Olympia had wanted to disappear under the examining table. How soon before her entire high school graduating class knew it had come to this? “That’s me,” she’d said in a tiny voice.
“So, if you don’t mind me asking,” Dawn had gone on as she parted Olympia’s thighs and inserted a catheter. “How does ‘Miss Most Likely to Become a French Movie Star’ end up in need of sperm?”
“I wasn’t ‘Most Likely to Become a French Movie Star,’ ” Olympia had protested meekly. “I was ‘Most Likely to Live in France.’ ” A founding member of the high school improv troupe, Dawn herself had been voted “Most Likely to Have Her Own TV Talk Show by Age Twenty-five.” Though, if Olympia had had any say in the matter, Dawn’s crowning superlative would have been “Most Annoying Person in All of Westchester County.”
“All I know is that Brad Gadzak was hot for you,” Dawn had continued. “And he was the hottest guy in high school.”
“Brad Gadzak.

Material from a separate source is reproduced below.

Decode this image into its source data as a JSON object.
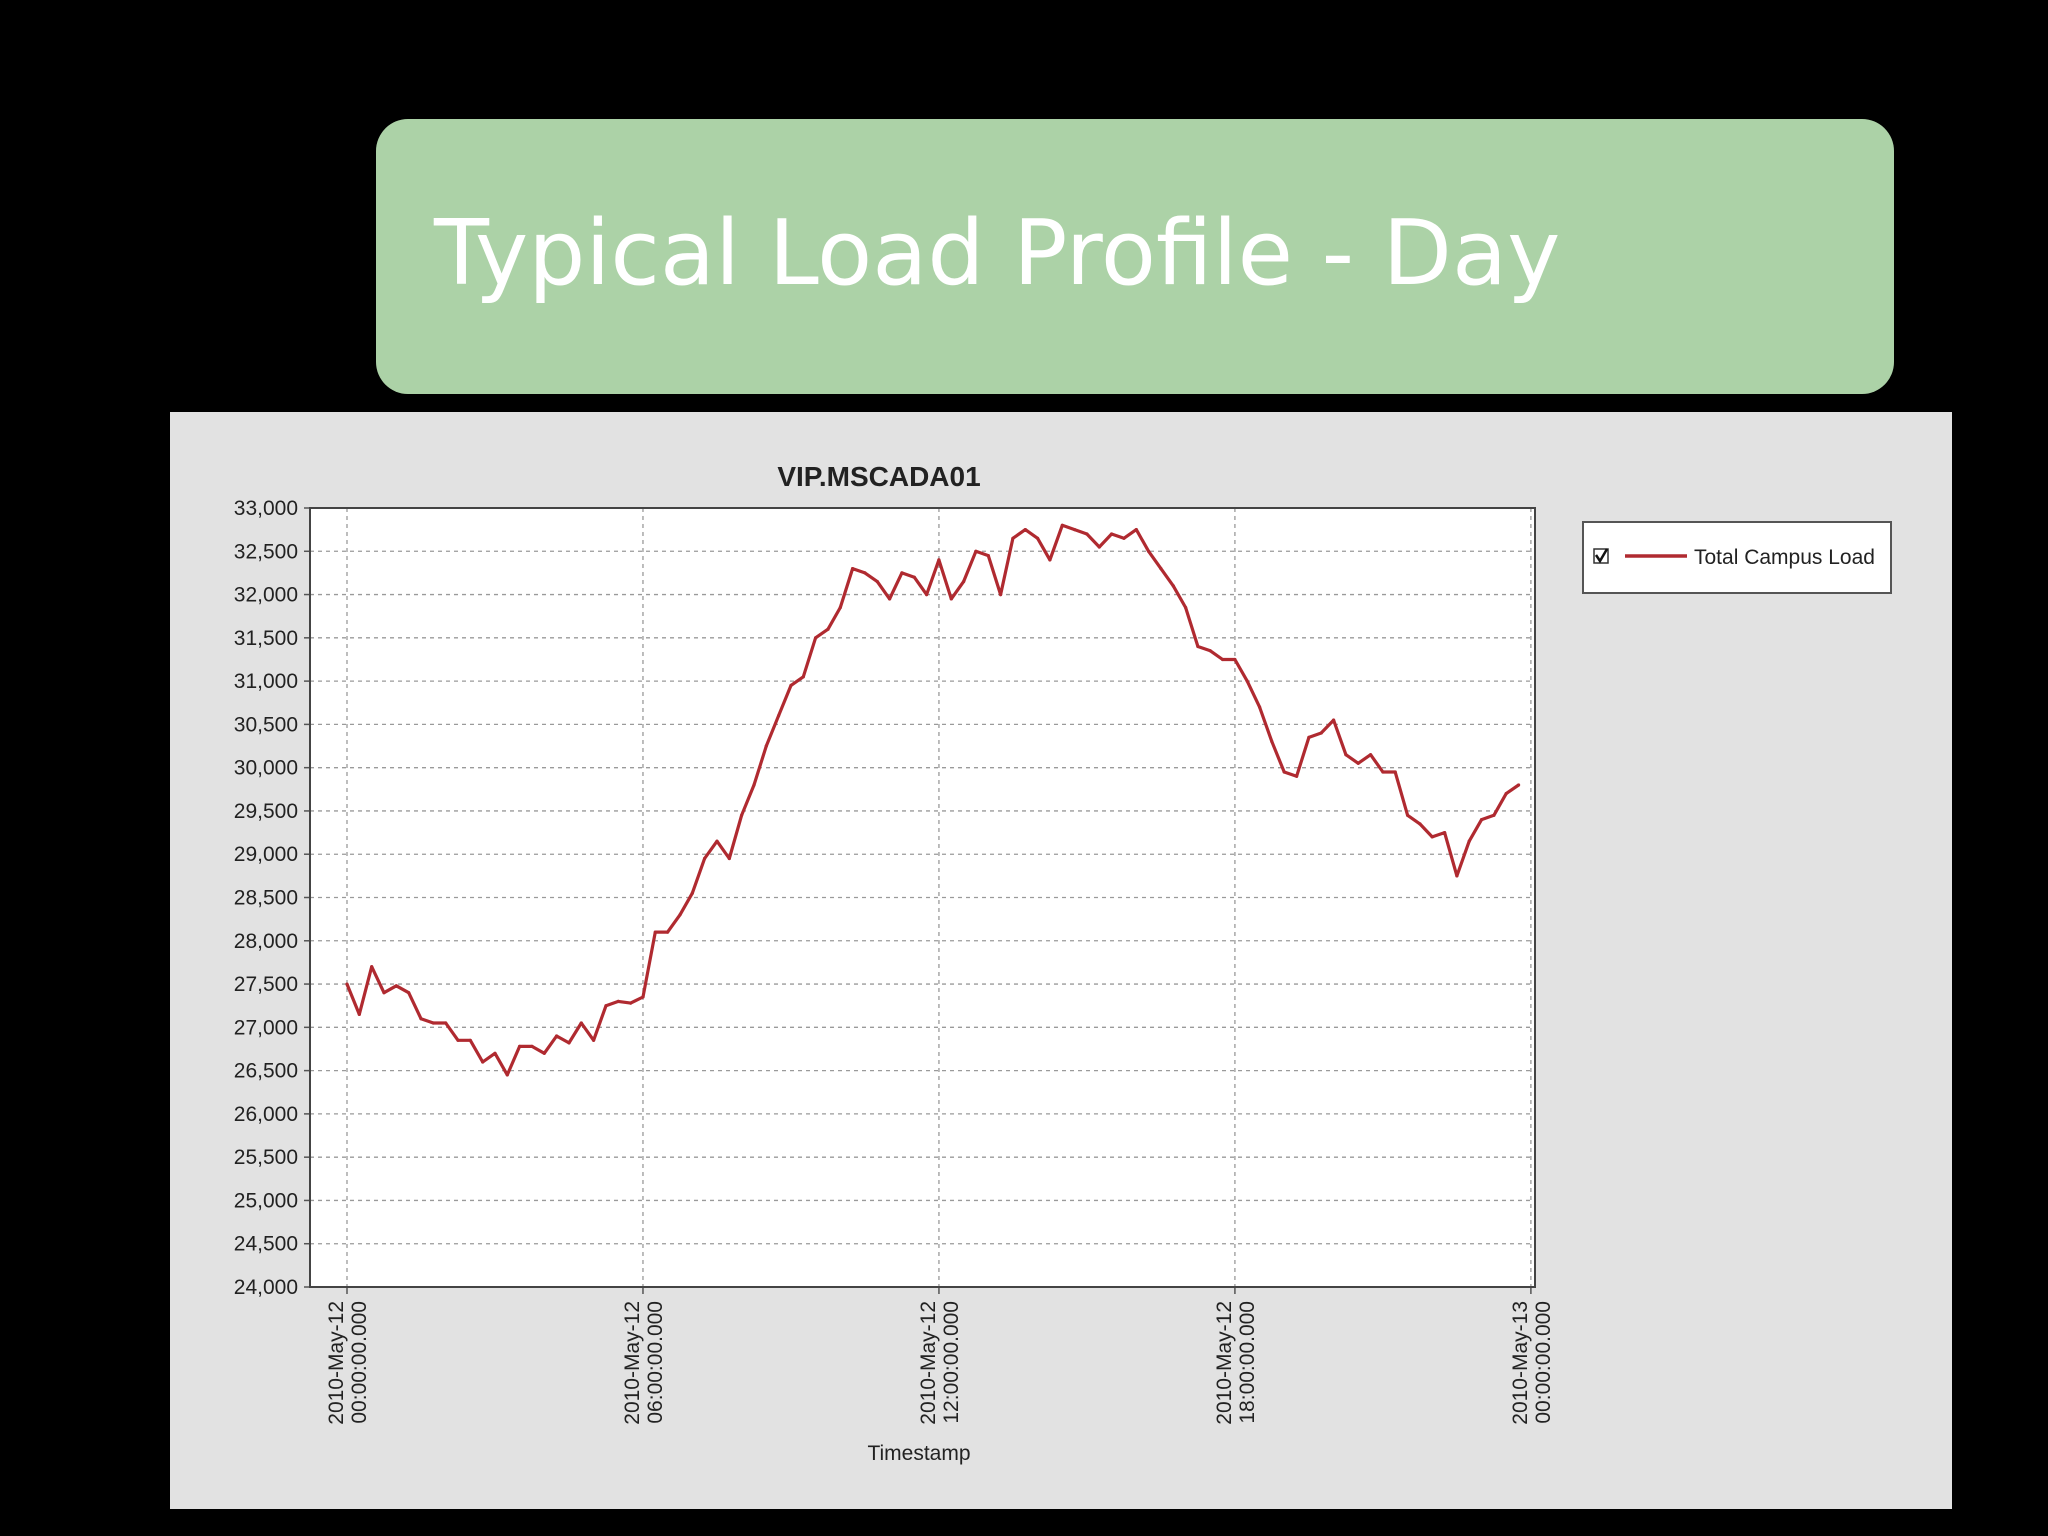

Wow. I haven’t thought about him in years. Do you know what happened to him?” asked Olympia, flinching on all fronts.
>
“Last I heard, he was an Outward Bound instructor in Alaska with a harem of Inuit supermodels. Anyway, that’s it!” She withdrew the catheter.
“Great!” Olympia had said, while fighting the urge to flee to the frozen north herself.
“Does Dawn still work here?” she now asked the receptionist, her back pressed to the supply closet door.
Within seconds, Dawn came on the line, and said, “Hello?”
“It’s Pia… Hellinger!” she said, trying to sound upbeat.
“Hey, Baby Mama,” said Dawn. “How the heck are you?”
“We’re all great. How are you and your brood?”
“Haven’t pulled an Andrea Yates yet.”
“Well, that’s good.” Olympia laughed lightly as she ran through the accumulated tabloid stories in her head and tried to recall to which one Andrea Yates owed her notoriety. Was she the woman who drove off a bridge with her kids? Or was that Susan Something? “So listen,” she began again in a faux-casual voice. “I’m sure you don’t remember this, but I used six-one-oh-three.”
“Ah, the ever-popular six-one-oh-three.” Dawn sighed, alarming Olympia. Exactly how many of his “motivated, thoughtful” progeny were toddling around Brownstone Brooklyn and the Upper West Side?
“Right, him,” said Olympia. “Anyway, this is kind of embarrassing, but I’ve sort of been obsessing about the guy. And I was wondering if there was anything you could tell me about him that isn’t on the profile, even if it’s just a first name.” She held her breath.
“Listen, sweets: nothing would make me happier than dishing dirt,” said Dawn. “But I can’t. Bank policy.”
“I totally understand,” said Olympia, already wishing she’d never asked.
Before she hung up, Dawn made Olympia promise to stop by “the bank” some time with Lola to say hello.